Positionierung versus Profit: Oder wie man strategische Entscheidungen (nicht) trifft

Am 29. Mai dieses Jahres lautete eine Überschrift auf www.horizont.net: „Praktiker-Repositionierung: Wie Max Bahr den Baumarktkonzern retten soll“. Im Artikel hieß es dann, dass der Baumarktkonzern die Marke Praktiker „verramschen“ werde, um gleichzeitig die derzeitige Zweitmarke Max Bahr national zu forcieren.

Entscheidungsfaktor „Gewinn“

Ein wesentlicher Grund für diese Entscheidung dürfte sein, dass die derzeit regionale Baumarktmarke Max Bahr schwarze Zahlen schreibt, während Praktiker laut Medienberichten tief in den roten Zahlen steckt. Dazu kommt sicher noch, dass die angedachte Repositionierung von Praktiker trotz der millionenschweren Werbeoffensive rund um das Testimonial Boris Becker gescheitert ist.

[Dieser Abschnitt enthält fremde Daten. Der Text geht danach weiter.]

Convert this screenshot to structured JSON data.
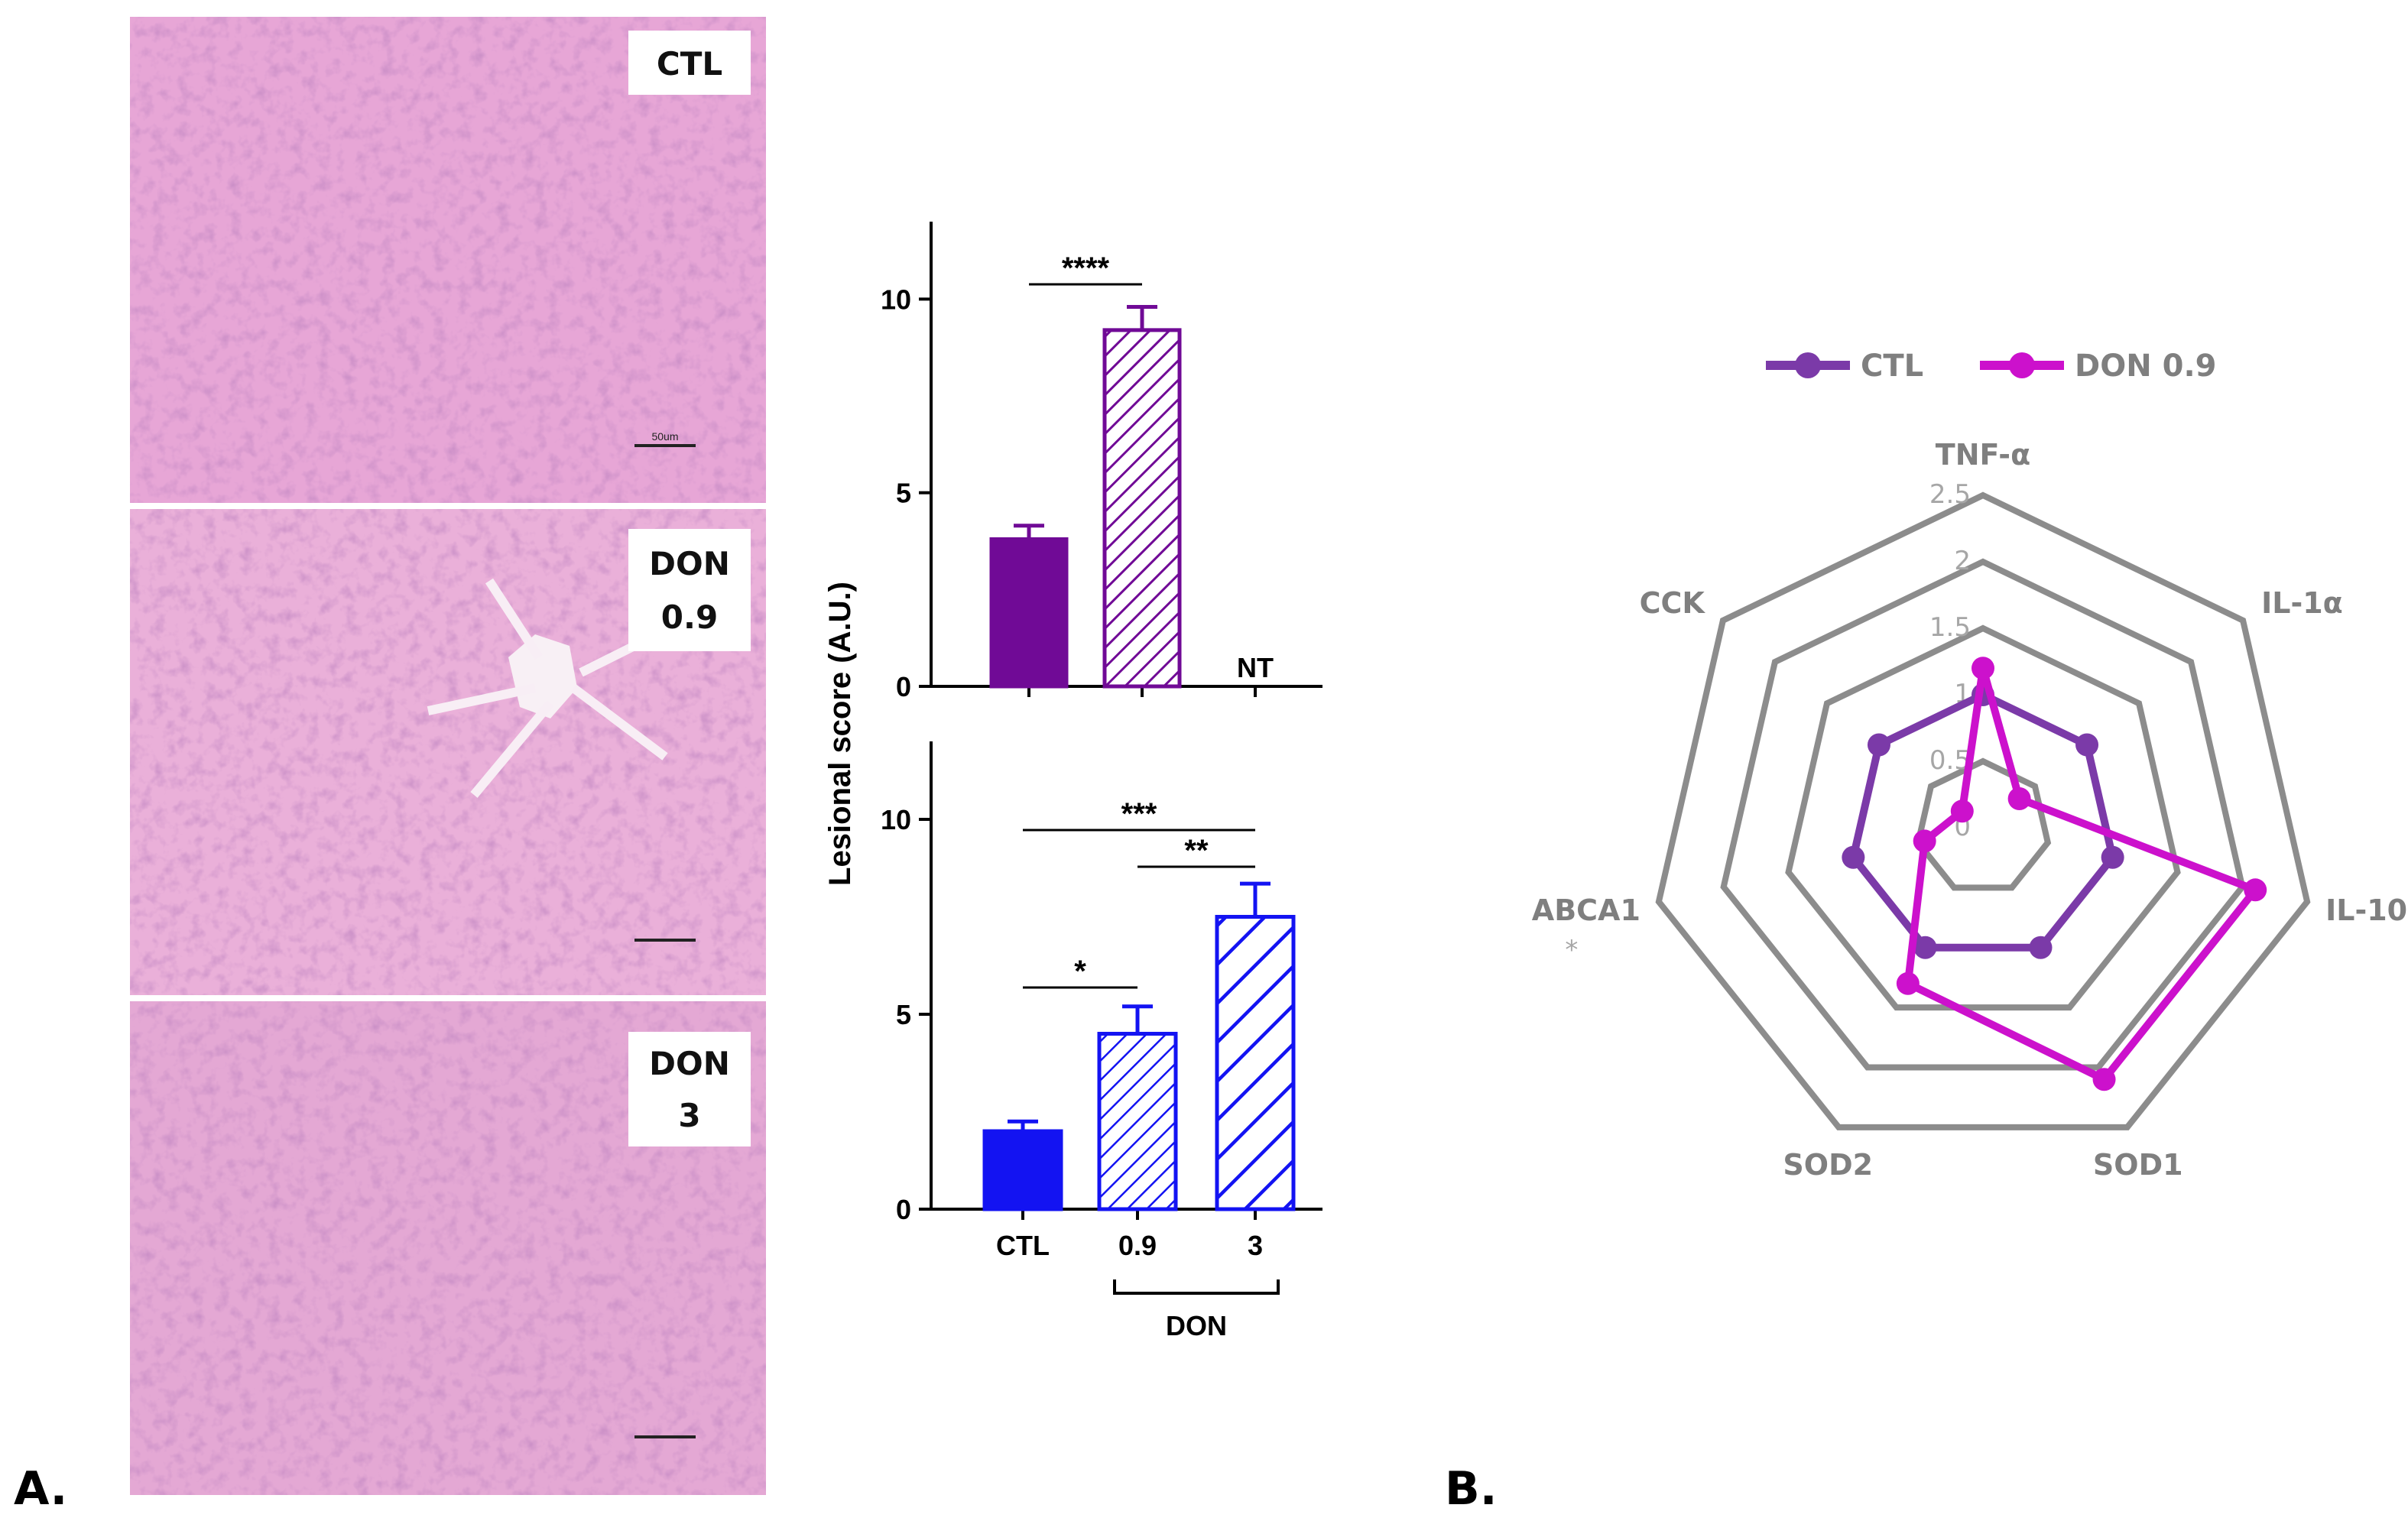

Das ist nicht untypisch, aber auch nicht ungefährlich. Dazu eine Frage: Was wäre Ihnen als Konzernchef lieber: a) eine unfokussierte Marke, die schwarze Zahlen schreibt oder b) eine fokussierte Marke, die rote Zahlen schreibt? Mir wäre Variante B bedeutend lieber. Denn eine fokussierte Marke, die rote Zahlen schreibt, kann man in der Regel sanieren. Eine unfokussierte Marke, die heute schwarze Zahlen schreibt, wird in der Regel mit Sicherheit ein Sanierungskandidat. Air Berlin wäre heute viel leichter zu sanieren, wenn man eine reine fokussierte Diskontfluglinie und keine unfokussierte Hybridfluglinie wäre.

Entscheidungsfaktor „Positionierung“

Damit kommen wir zurück zum Beispiel „Praktiker und Max Bahr“ und einer entscheidenden Frage: Wofür steht die Marke Max Bahr überhaupt? Zurzeit ist Max Bahr eine Marke, die vor allem in Norddeutschland vertreten ist und dort eine positive Markenhistorie besitzt. Wo aber liegt der Fokus, die Positionierung, der USP der Marke, wenn man diesen angestammten Heimatmarkt verlässt? Wenn der USP „die Verwurzelung in dieser angestammten Heimat ist“, dann wird die Marke national als schwache Me-too-Marke im Schatten von Hornbach und Obi enden.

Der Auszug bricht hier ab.